Keeping IBM Functional Genomics Platform fresh and up-to-date

Keeping pace with the vast amount of genomic information that is submitted
to the National Center for Biotechnology Information (NCBI) on a daily basis
is a daunting task. Depending on requirements, genome sequence data may require a number
of preprocessing steps before it can even be used for analysis. That is why
the IBM Functional Genomics Platform team has devised a new monitoring service allowing our database
to be continually updated with the latest genome assemblies and sequence data from NCBI. This keeps
IBM Functional Genomics Platform’s database fresh and allows our users to focus more on their research
rather than the preprocessing steps required for assembly and annotation.

IBM Functional Genomics Platform monitors 7 key databases from NCBI. These include:

  1. BioProject
  2. BioSample
  3. GenBank
  4. Pathogen
  5. RefSeq
  6. Sequence Read Archive (SRA)
  7. Taxonomy

IBM Functional Genomics Platform uses the information in BioProject and BioSample to supplement and
enrich our search capabilities. Every genome in IBM Functional Genomics Platform is associated with
its corresponding metadata record in these databases to help provide additional
information to aid our users in discovering data for their research. GenBank,
Pathogen, RefSeq, and SRA are used to continually update IBM Functional Genomics Platform’s microbial genomic
sequence database including genes, proteins and their domains. We use the latest
taxonomy tree to ensure that genomic data is associated with the most accurate
taxonomic identifiers known to date.

What criteria do we use to identify that a new genome should be added or
modified in IBM Functional Genomics Platform? For genomes that are part of GenBank, Pathogen, and RefSeq
we use the following conditions:

  1. Must be bacterial. Currently, IBM Functional Genomics Platform’s database is bacterial
    only. We use the taxonomic tree to identify bacterial lineages.
  2. Must have an assembly level of “Complete Genome”. Per NCBI, complete genome
    provides the highest quality data as all genomic data contained in the assembly
    is represented.

If these two conditions are satisfied, the monitor will schedule the annotation
pipeline to run for the genome. This includes pulling the assembled genome data down
from NCBI, determining the genes and proteins, locating domains, phenotypes,
pathways, gene ontology, etc.

For SRA, the process is a bit more complicated as the reads from the NCBI
database must go through an assembly process first. The conditions for adding
or updating SRA in IBM Functional Genomics Platform are as follows:

  1. Must be bacterial. The taxonomic tree is again consulted to determine this.
  2. Library strategy must be Whole Genome Sequenced (WGS).
  3. Library source must be Genomic.
  4. Library descriptor must indicate pair-ended reads.
  5. Library platform must be Illumina.

If these conditions are satisfied, the monitor will schedule the assembly and
annotation pipelines to run for the genome.
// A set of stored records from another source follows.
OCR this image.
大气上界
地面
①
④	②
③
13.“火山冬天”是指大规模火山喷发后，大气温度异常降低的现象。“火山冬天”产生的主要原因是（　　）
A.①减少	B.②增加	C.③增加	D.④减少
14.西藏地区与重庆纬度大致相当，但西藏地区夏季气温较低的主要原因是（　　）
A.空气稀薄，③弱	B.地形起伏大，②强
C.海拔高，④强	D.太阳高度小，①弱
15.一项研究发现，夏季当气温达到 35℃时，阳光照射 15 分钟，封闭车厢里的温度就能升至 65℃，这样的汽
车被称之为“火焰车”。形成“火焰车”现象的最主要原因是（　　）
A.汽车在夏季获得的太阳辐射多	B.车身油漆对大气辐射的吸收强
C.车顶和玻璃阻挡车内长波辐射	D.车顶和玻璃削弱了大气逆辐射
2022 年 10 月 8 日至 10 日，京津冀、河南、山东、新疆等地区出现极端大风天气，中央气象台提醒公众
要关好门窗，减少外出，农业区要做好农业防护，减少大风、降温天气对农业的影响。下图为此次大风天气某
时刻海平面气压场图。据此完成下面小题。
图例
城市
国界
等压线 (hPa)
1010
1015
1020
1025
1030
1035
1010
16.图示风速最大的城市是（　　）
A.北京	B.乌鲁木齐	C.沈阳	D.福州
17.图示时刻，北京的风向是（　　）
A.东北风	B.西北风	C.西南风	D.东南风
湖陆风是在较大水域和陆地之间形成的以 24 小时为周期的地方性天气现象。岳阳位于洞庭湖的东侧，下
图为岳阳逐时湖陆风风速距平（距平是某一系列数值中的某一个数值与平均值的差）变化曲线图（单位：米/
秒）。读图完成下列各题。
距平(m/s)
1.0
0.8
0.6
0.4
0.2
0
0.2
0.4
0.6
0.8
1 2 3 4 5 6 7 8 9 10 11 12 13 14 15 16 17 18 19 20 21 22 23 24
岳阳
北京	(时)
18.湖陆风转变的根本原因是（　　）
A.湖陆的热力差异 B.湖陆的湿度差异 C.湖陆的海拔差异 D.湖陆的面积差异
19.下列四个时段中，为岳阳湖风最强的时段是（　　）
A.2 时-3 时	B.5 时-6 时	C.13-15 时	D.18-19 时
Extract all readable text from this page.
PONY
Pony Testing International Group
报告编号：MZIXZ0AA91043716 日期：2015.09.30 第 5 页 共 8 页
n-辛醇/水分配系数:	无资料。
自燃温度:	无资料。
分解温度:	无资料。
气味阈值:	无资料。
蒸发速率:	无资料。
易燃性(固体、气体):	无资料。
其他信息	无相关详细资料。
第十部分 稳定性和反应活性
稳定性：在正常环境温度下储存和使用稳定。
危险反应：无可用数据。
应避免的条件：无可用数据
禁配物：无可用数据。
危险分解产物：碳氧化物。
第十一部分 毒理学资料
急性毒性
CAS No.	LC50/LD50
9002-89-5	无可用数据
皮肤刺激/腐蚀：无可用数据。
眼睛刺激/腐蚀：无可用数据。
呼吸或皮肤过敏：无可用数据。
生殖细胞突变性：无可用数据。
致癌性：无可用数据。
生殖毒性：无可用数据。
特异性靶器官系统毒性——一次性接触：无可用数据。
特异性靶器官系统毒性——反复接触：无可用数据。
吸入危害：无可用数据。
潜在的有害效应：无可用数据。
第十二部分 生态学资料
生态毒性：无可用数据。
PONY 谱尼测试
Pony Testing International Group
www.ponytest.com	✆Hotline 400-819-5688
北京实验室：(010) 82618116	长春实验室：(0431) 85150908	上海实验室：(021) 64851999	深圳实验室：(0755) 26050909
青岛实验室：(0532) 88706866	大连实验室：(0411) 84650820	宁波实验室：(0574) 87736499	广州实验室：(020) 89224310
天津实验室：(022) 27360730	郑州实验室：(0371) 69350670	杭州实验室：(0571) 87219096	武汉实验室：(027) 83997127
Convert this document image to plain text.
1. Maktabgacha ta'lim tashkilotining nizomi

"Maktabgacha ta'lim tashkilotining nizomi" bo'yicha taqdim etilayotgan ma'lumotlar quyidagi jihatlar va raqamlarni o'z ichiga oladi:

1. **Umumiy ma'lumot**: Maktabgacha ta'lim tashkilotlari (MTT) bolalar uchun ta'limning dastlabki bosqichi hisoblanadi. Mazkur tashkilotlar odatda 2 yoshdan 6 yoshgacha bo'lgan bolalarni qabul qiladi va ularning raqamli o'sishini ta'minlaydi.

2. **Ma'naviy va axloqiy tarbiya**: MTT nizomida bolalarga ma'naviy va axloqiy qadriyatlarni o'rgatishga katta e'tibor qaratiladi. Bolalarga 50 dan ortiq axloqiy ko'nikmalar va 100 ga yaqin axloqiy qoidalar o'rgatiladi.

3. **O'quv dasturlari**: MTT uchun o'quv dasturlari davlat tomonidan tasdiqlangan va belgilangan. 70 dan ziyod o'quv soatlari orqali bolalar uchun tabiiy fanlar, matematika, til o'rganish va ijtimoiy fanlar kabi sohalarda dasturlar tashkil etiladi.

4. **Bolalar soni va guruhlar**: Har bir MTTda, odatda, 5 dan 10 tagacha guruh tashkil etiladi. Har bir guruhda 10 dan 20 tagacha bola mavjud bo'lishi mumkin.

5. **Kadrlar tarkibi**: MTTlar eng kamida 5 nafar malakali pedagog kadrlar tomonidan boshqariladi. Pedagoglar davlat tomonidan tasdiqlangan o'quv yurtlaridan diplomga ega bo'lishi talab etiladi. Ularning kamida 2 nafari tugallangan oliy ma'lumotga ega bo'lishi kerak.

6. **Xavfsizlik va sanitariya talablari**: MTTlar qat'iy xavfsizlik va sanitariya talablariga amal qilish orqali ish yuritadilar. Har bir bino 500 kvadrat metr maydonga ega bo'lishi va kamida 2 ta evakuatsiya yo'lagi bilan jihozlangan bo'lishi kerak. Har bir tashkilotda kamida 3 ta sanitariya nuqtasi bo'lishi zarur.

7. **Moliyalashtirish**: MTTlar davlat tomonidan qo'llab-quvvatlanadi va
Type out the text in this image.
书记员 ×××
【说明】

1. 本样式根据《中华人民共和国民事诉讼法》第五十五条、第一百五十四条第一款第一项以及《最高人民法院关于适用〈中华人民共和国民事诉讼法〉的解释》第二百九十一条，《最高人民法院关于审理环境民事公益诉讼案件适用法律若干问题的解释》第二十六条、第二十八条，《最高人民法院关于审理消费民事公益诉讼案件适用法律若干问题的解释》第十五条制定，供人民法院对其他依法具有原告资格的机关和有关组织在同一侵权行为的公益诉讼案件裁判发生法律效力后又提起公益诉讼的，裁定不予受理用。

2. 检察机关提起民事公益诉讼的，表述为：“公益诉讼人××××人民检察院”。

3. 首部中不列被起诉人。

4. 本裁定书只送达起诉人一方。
We hope this gives you better insight into how IBM Functional Genomics Platform’s database is continually
updated and refreshed to give you access to the best possible bacterial genomic
information for your research needs.

Feel free to post below with any questions or comments.


Excellent description @eseabolt. So excited to be able to bring in the latest data to IBM Functional Genomics Platform and watch this repository grow even bigger!